Je n'aurai pas le temps d'évoquer le débat autour du racisme institutionnel ou systémique, mais nos sondages d'opinion ne se bornent pas à recueillir le subjectif : il y a aussi toutes les institutions, école, entreprise, police, où s'installent des routines discriminatoires auxquelles on ne prête même plus attention – je pense notamment aux travaux de Marie-Anne Valfort, sur les discriminations à l'embauche en fonction de la religion ainsi qu'à ceux de Fabien Jobard et d'autres chercheurs sur le contrôle au faciès.

On peut se demander si ces sondages disent la vérité : il est facile de dire n'importe quoi à un enquêteur. Depuis trois ans, nous posons les mêmes questions en ligne, en parallèle, et on s'aperçoit que le niveau d'intolérance est beaucoup plus élevé. Ce phénomène s'explique aussi par le fait que les deux échantillons ne sont pas les mêmes : l'échantillon « en face-à-face » est plus représentatif de la France dans sa diversité, mais la réalité du racisme est quelque part entre les deux.
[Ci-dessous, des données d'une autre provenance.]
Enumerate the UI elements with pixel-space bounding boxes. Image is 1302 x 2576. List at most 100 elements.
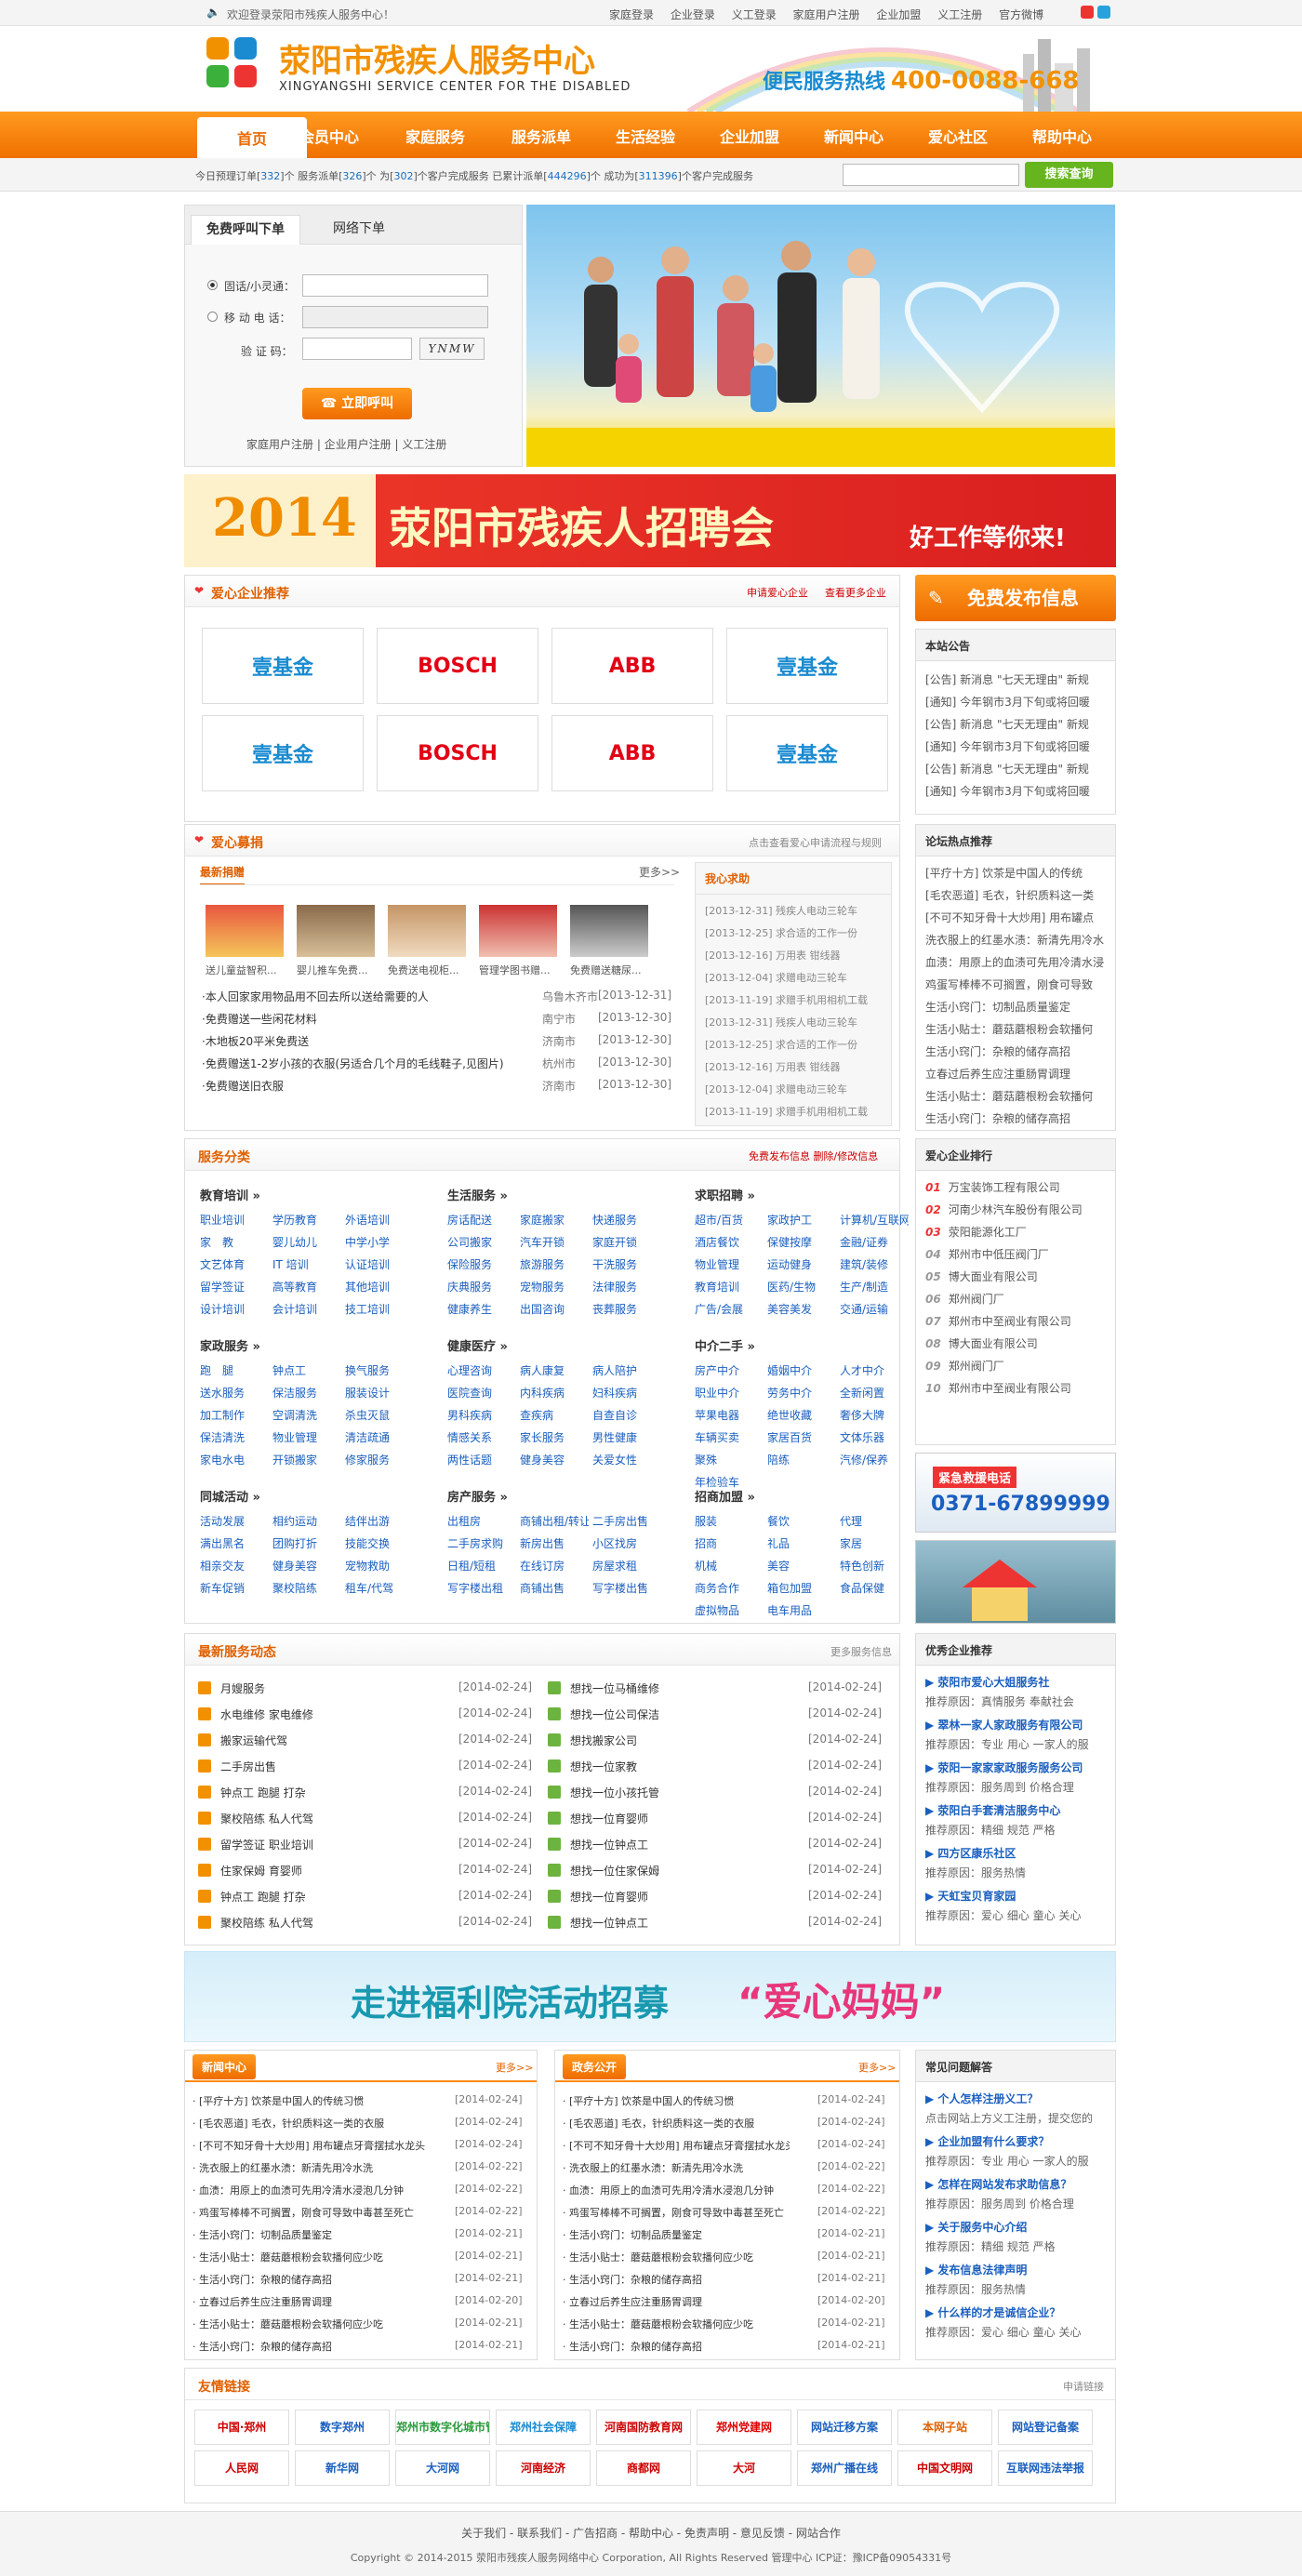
news-item-title[interactable]: · 鸡蛋写棒棒不可搁置，刚食可导致中毒甚至死亡 bbox=[193, 2205, 427, 2220]
category-link[interactable]: 家 教 bbox=[200, 1234, 269, 1250]
news-item-title[interactable]: · [毛农恶道] 毛衣，针织质料这一类的衣服 bbox=[193, 2116, 427, 2131]
category-link[interactable]: 新房出售 bbox=[520, 1535, 589, 1551]
footer-links[interactable]: 关于我们 - 联系我们 - 广告招商 - 帮助中心 - 免责声明 - 意见反馈 … bbox=[0, 2525, 1302, 2541]
donation-thumb-caption[interactable]: 管理学图书赠... bbox=[479, 963, 551, 977]
friend-link-logo[interactable]: 中国文明网 bbox=[897, 2450, 992, 2486]
ranking-item[interactable]: 03 荥阳能源化工厂 bbox=[916, 1219, 1115, 1242]
category-link[interactable]: 家庭开锁 bbox=[592, 1234, 661, 1250]
category-link[interactable]: 外语培训 bbox=[345, 1212, 414, 1228]
logo-card-abb[interactable]: ABB bbox=[551, 715, 713, 791]
logo-card-bosch[interactable]: BOSCH bbox=[377, 628, 538, 704]
news-item-title[interactable]: · [平疗十方] 饮茶是中国人的传统习惯 bbox=[193, 2093, 427, 2108]
category-link[interactable]: 家居 bbox=[840, 1535, 909, 1551]
category-link[interactable]: 聚殊 bbox=[695, 1452, 764, 1467]
category-link[interactable]: 结伴出游 bbox=[345, 1513, 414, 1529]
forum-item[interactable]: [平疗十方] 饮茶是中国人的传统 bbox=[916, 860, 1115, 883]
radio-landline[interactable] bbox=[207, 280, 218, 290]
forum-item[interactable]: [不可不知牙骨十大炒用] 用布罐点 bbox=[916, 905, 1115, 927]
category-link[interactable]: 人才中介 bbox=[840, 1362, 909, 1378]
apply-link[interactable]: 申请链接 bbox=[1063, 2379, 1104, 2394]
help-request-item[interactable]: [2013-11-19] 求赠手机用相机工载 bbox=[705, 1101, 882, 1123]
news-item-title[interactable]: · 生活小贴士：蘑菇蘑根粉会软播何应少吃 bbox=[193, 2250, 427, 2264]
gov-item-title[interactable]: · 生活小窍门：杂粮的储存高招 bbox=[563, 2339, 790, 2354]
category-link[interactable]: 商铺出售 bbox=[520, 1580, 589, 1596]
donation-thumb-image[interactable] bbox=[479, 905, 557, 957]
category-link[interactable]: 情感关系 bbox=[447, 1429, 516, 1445]
category-link[interactable]: 美容 bbox=[767, 1558, 836, 1573]
category-link[interactable]: 留学签证 bbox=[200, 1279, 269, 1295]
friend-link-logo[interactable]: 郑州社会保障 bbox=[496, 2410, 591, 2445]
category-link[interactable]: 物业管理 bbox=[272, 1429, 341, 1445]
job-fair-banner[interactable]: 2014 荥阳市残疾人招聘会 好工作等你来! bbox=[184, 474, 1116, 567]
category-link[interactable]: 礼品 bbox=[767, 1535, 836, 1551]
category-link[interactable]: 家电水电 bbox=[200, 1452, 269, 1467]
category-link[interactable]: 旅游服务 bbox=[520, 1256, 589, 1272]
service-update-title[interactable]: 想找一位住家保姆 bbox=[570, 1863, 659, 1879]
donation-thumb-caption[interactable]: 免费赠送糖尿... bbox=[570, 963, 642, 977]
ranking-item[interactable]: 09 郑州阀门厂 bbox=[916, 1353, 1115, 1375]
emergency-ad[interactable]: 紧急救援电话 0371-67899999 bbox=[915, 1453, 1116, 1533]
service-update-title[interactable]: 想找一位钟点工 bbox=[570, 1837, 648, 1852]
faq-question[interactable]: ▶ 关于服务中心介绍 bbox=[916, 2214, 1115, 2237]
friend-link-logo[interactable]: 大河网 bbox=[395, 2450, 490, 2486]
category-link[interactable]: 运动健身 bbox=[767, 1256, 836, 1272]
publish-delete-links[interactable]: 免费发布信息 删除/修改信息 bbox=[749, 1149, 878, 1163]
category-link[interactable]: 健身美容 bbox=[520, 1452, 589, 1467]
category-link[interactable]: 技能交换 bbox=[345, 1535, 414, 1551]
gov-item-title[interactable]: · 立春过后养生应注重肠胃调理 bbox=[563, 2294, 790, 2309]
help-request-item[interactable]: [2013-12-25] 求合适的工作一份 bbox=[705, 1034, 882, 1056]
logo-card-one-foundation[interactable]: 壹基金 bbox=[202, 715, 364, 791]
service-update-title[interactable]: 想找一位公司保洁 bbox=[570, 1706, 659, 1722]
category-group-title[interactable]: 房产服务 » bbox=[447, 1487, 508, 1505]
recommend-company-name[interactable]: ▶ 荥阳白手套清洁服务中心 bbox=[916, 1798, 1115, 1820]
category-link[interactable]: 房话配送 bbox=[447, 1212, 516, 1228]
category-link[interactable]: 病人康复 bbox=[520, 1362, 589, 1378]
nav-news-center[interactable]: 新闻中心 bbox=[824, 125, 884, 147]
friend-link-logo[interactable]: 郑州党建网 bbox=[697, 2410, 791, 2445]
category-link[interactable]: 职业中介 bbox=[695, 1385, 764, 1401]
category-link[interactable]: 二手房出售 bbox=[592, 1513, 661, 1529]
category-link[interactable]: 聚校陪练 bbox=[272, 1580, 341, 1596]
gov-item-title[interactable]: · 血渍：用原上的血渍可先用冷清水浸泡几分钟 bbox=[563, 2183, 790, 2198]
category-link[interactable]: 其他培训 bbox=[345, 1279, 414, 1295]
friend-link-logo[interactable]: 中国·郑州 bbox=[194, 2410, 289, 2445]
donation-row-title[interactable]: ·免费赠送旧衣服 bbox=[202, 1078, 518, 1094]
category-link[interactable]: 教育培训 bbox=[695, 1279, 764, 1295]
forum-item[interactable]: 生活小窍门：杂粮的储存高招 bbox=[916, 1106, 1115, 1128]
category-link[interactable]: 商务合作 bbox=[695, 1580, 764, 1596]
forum-item[interactable]: 生活小窍门：切制品质量鉴定 bbox=[916, 994, 1115, 1016]
friend-link-logo[interactable]: 河南国防教育网 bbox=[596, 2410, 691, 2445]
gov-item-title[interactable]: · [毛农恶道] 毛衣，针织质料这一类的衣服 bbox=[563, 2116, 790, 2131]
category-link[interactable]: 满出黑名 bbox=[200, 1535, 269, 1551]
category-link[interactable]: IT 培训 bbox=[272, 1256, 341, 1272]
logo-card-abb[interactable]: ABB bbox=[551, 628, 713, 704]
category-link[interactable]: 保险服务 bbox=[447, 1256, 516, 1272]
category-link[interactable]: 开锁搬家 bbox=[272, 1452, 341, 1467]
category-link[interactable]: 在线订房 bbox=[520, 1558, 589, 1573]
family-photo-banner[interactable] bbox=[526, 205, 1115, 467]
service-update-title[interactable]: 留学签证 职业培训 bbox=[220, 1837, 313, 1852]
category-link[interactable]: 快递服务 bbox=[592, 1212, 661, 1228]
apply-charity-link[interactable]: 申请爱心企业 bbox=[747, 585, 808, 600]
category-link[interactable]: 日租/短租 bbox=[447, 1558, 516, 1573]
category-link[interactable]: 二手房求购 bbox=[447, 1535, 516, 1551]
ranking-item[interactable]: 02 河南少林汽车股份有限公司 bbox=[916, 1197, 1115, 1219]
category-link[interactable]: 认证培训 bbox=[345, 1256, 414, 1272]
landline-input[interactable] bbox=[302, 274, 488, 297]
category-link[interactable]: 文艺体育 bbox=[200, 1256, 269, 1272]
ranking-item[interactable]: 07 郑州市中至阀业有限公司 bbox=[916, 1308, 1115, 1331]
category-link[interactable]: 男科疾病 bbox=[447, 1407, 516, 1423]
category-link[interactable]: 新车促销 bbox=[200, 1580, 269, 1596]
category-link[interactable]: 绝世收藏 bbox=[767, 1407, 836, 1423]
category-link[interactable]: 机械 bbox=[695, 1558, 764, 1573]
forum-item[interactable]: 生活小窍门：杂粮的储存高招 bbox=[916, 1039, 1115, 1061]
help-request-item[interactable]: [2013-12-16] 万用表 钳线器 bbox=[705, 1056, 882, 1079]
category-group-title[interactable]: 求职招聘 » bbox=[695, 1186, 755, 1203]
category-link[interactable]: 招商 bbox=[695, 1535, 764, 1551]
category-link[interactable]: 病人陪护 bbox=[592, 1362, 661, 1378]
donation-row-title[interactable]: ·免费赠送1-2岁小孩的衣服(另适合几个月的毛线鞋子,见图片) bbox=[202, 1056, 518, 1071]
category-link[interactable]: 团购打折 bbox=[272, 1535, 341, 1551]
donation-thumb-image[interactable] bbox=[206, 905, 284, 957]
service-update-title[interactable]: 搬家运输代驾 bbox=[220, 1733, 287, 1748]
category-link[interactable]: 清洁疏通 bbox=[345, 1429, 414, 1445]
Enfin, on reproche souvent à l'indice longitudinal de tolérance de tout mélanger, alors même que chaque préjugé a son histoire. L'antisémitisme a l'histoire la plus longue, qui plus est marquée par la Shoah. Il ne s'agit pas de dire que tous les préjugés sont pareils, mais de montrer que les réponses à toutes les formes de racisme sont étroitement corrélées. En gros, sur l'ensemble de l'échantillon, ceux qui n'aiment pas les juifs n'aiment pas non plus les Noirs, ni les Chinois, ni les Asiatiques, ni les Roms, ni aucun groupe imaginaire que l'on rajouterait à la liste. Ce sont toujours les mêmes facteurs explicatifs qui jouent, étroitement corrélés à une vision autoritaire et hiérarchique de la société – dans laquelle la place de ces gens est en bas –, et à un rejet plus général des groupes considérés comme hors norme : les féministes, les gays, les lesbiennes, les handicapés, tous ceux qui ne sont pas conformes. Il y a donc une étroite corrélation, et c'est toujours plus compliqué que l'on ne croit – c'est le propre de la recherche.